BEN LAİKLİĞİ ÜÇÜNCÜ TARİFİYLE ANLIYORUM
Ben açık yüreklilikle söylüyorum. Ben laikliği üçüncü tarifiyle anlıyorum. Yani laiklik din ve vicdan özgülüğü hürriyetidir. Kişinin inanç hürriyetinin sonuna kadar garanti altına alınmasıdır. Her kes hangi dini seçmek isterse seçer. O inancını da hangi mezhebe mensup olmak isterse olur. O inancını da istediği gibi serbestçe yaşar. Bu da Devletin ve hukukun garantisi altındadır. Ben de böyle anlıyorum. Biz bu ülkede hangi fikre sahip olursa olsun teröre ve şiddete bulaşmadığı sürece herkes bizim insanımızdır. Her kesin fikrine ve düşüncesine saygılıyız. Yeter ki bu bayrağın altında, şehitlerin kanıyla sulanmış bayrağın altında bir ve beraber yaşama iradesi ortaya koysun. Başı açığı, başı kapalısı, hepsi bizim. Yani kadınlar üzerinden özellikle bu tartışmanın yürütülmesini ve gündeme taşınmasını hiç doğru bulmuyorum. Bunu da kadınlarımıza karşı da büyük bir haksızlık olarak görüyorum.
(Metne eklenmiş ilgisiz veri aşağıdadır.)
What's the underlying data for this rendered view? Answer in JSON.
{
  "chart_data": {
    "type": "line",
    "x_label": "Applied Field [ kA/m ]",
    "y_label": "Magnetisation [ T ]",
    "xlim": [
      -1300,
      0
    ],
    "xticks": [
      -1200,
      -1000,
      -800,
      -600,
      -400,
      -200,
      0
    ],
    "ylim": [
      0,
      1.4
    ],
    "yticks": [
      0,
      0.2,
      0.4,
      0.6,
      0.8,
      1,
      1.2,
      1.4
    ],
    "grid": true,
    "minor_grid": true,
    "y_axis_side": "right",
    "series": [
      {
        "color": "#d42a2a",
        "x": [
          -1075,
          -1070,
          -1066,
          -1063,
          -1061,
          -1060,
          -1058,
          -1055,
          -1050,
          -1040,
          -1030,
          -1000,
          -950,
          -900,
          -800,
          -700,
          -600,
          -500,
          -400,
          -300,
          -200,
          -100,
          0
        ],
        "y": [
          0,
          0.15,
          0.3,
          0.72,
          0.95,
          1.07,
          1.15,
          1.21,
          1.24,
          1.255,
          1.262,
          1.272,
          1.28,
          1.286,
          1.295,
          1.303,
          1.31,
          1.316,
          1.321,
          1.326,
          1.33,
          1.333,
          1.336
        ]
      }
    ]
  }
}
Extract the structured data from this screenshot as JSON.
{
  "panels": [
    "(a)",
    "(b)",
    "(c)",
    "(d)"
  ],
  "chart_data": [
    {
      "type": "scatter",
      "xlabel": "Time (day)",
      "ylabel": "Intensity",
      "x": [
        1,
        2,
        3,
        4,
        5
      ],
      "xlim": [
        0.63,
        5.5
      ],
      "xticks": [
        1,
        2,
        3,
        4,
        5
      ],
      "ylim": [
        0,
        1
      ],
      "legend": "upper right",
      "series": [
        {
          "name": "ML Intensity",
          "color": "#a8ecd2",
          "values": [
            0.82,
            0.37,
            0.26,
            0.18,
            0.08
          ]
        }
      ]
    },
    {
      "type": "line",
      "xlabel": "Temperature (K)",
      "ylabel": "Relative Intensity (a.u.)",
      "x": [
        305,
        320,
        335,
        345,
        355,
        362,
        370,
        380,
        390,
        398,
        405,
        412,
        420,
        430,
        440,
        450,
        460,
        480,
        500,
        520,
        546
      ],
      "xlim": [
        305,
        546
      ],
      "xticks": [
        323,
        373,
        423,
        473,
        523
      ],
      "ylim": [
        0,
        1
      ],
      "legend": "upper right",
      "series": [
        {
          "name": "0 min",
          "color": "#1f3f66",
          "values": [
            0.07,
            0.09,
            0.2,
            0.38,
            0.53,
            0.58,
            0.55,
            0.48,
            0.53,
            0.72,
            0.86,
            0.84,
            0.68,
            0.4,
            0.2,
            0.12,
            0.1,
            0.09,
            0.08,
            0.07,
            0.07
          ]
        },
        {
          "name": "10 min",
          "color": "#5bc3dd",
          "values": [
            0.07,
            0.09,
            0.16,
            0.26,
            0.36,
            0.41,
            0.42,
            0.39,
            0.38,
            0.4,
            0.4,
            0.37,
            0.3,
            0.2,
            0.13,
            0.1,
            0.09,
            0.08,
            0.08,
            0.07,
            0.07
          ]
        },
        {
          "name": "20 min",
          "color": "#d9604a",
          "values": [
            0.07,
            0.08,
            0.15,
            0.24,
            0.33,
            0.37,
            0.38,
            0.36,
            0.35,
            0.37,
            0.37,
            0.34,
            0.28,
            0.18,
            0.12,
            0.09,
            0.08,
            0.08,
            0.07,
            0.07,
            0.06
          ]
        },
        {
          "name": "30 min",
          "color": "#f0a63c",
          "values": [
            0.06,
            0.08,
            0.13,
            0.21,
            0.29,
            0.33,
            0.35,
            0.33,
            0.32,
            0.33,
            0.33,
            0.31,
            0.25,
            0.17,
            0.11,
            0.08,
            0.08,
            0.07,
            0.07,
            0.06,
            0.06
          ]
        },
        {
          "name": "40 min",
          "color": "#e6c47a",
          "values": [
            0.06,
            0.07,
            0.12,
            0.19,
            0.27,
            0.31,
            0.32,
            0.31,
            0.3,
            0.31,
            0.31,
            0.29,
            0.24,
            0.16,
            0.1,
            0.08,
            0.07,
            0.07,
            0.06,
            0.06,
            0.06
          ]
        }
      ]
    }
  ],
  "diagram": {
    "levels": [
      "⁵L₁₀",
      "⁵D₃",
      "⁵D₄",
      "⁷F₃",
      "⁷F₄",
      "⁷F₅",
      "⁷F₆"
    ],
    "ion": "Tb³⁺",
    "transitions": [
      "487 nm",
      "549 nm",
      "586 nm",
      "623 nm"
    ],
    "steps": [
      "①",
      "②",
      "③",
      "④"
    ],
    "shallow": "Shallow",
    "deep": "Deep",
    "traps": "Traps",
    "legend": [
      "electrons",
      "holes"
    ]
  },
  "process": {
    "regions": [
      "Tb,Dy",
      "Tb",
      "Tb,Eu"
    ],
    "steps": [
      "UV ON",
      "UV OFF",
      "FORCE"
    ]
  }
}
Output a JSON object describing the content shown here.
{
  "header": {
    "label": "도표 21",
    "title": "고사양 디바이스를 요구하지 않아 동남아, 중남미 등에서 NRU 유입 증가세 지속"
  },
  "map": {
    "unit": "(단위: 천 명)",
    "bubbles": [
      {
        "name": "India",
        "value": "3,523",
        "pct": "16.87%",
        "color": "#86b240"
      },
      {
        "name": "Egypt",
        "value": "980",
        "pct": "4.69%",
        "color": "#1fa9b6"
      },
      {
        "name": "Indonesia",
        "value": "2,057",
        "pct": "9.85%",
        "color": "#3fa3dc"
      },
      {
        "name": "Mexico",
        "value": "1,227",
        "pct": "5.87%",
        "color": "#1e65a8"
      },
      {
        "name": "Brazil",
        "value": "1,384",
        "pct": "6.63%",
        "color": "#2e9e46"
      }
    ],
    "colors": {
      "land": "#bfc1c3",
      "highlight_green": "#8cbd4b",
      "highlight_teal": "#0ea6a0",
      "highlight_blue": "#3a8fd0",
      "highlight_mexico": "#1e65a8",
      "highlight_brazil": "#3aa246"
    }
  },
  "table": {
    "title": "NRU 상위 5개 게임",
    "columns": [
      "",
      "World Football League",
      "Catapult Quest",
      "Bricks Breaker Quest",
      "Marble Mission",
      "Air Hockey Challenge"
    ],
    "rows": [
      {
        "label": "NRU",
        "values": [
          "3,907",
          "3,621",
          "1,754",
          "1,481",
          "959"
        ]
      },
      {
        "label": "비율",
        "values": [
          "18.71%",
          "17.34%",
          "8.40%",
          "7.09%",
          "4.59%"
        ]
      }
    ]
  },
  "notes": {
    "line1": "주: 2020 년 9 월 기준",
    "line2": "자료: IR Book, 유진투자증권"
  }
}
BİZ TALİBAN’A NİYE ÇOK ŞİDDETLE KARŞI ÇIKIYORUZ
Biz Taliban’a niye çok şiddetle karşı çıkıyoruz? En başta gelen sebepleri kadını yok saymasıdır. Kadını değersizleştirmesidir. Yani İslam’da böyle bir şey yok ki. Tam tersine bizim hem tarihimizde, hem inancımızda kadın baş tacıdır. Yani Tomris Hatun’u biz nereye koyacağız. Yada Selçuklu Sultanları sadece erkeklerden oluşmuyordu ki. ‘Sultanım’ diye hem Hakan^’a hem de yada Hakan’ın eşine ve annesine Sultanım diyorlardı. İslam inancına baktığınızda Peygamber Efendimiz geldiğinde kız çocuklarımız diri diri gömülüyordu. Daha sonra Hz. Hatice annemizin pozisyonu vardı. İlk O’na açılıyor Peygamber Efendimiz. Peygamber olduğunu ilk onunla paylaşıyor. Özellikle bu laiklik, din, inanç tartışmaları kadımızın, kızımızın örtüsüyle yada kılık kıyafetiyle, açıktır kapalıdır diye gündeme gelmesini ben doğru bulmuyorum. Dolayısıyla da Anadolu insanının bir irfanı ve feraseti vardır. Açık olanda kapalı olanda ona göre giyinir.”dedi.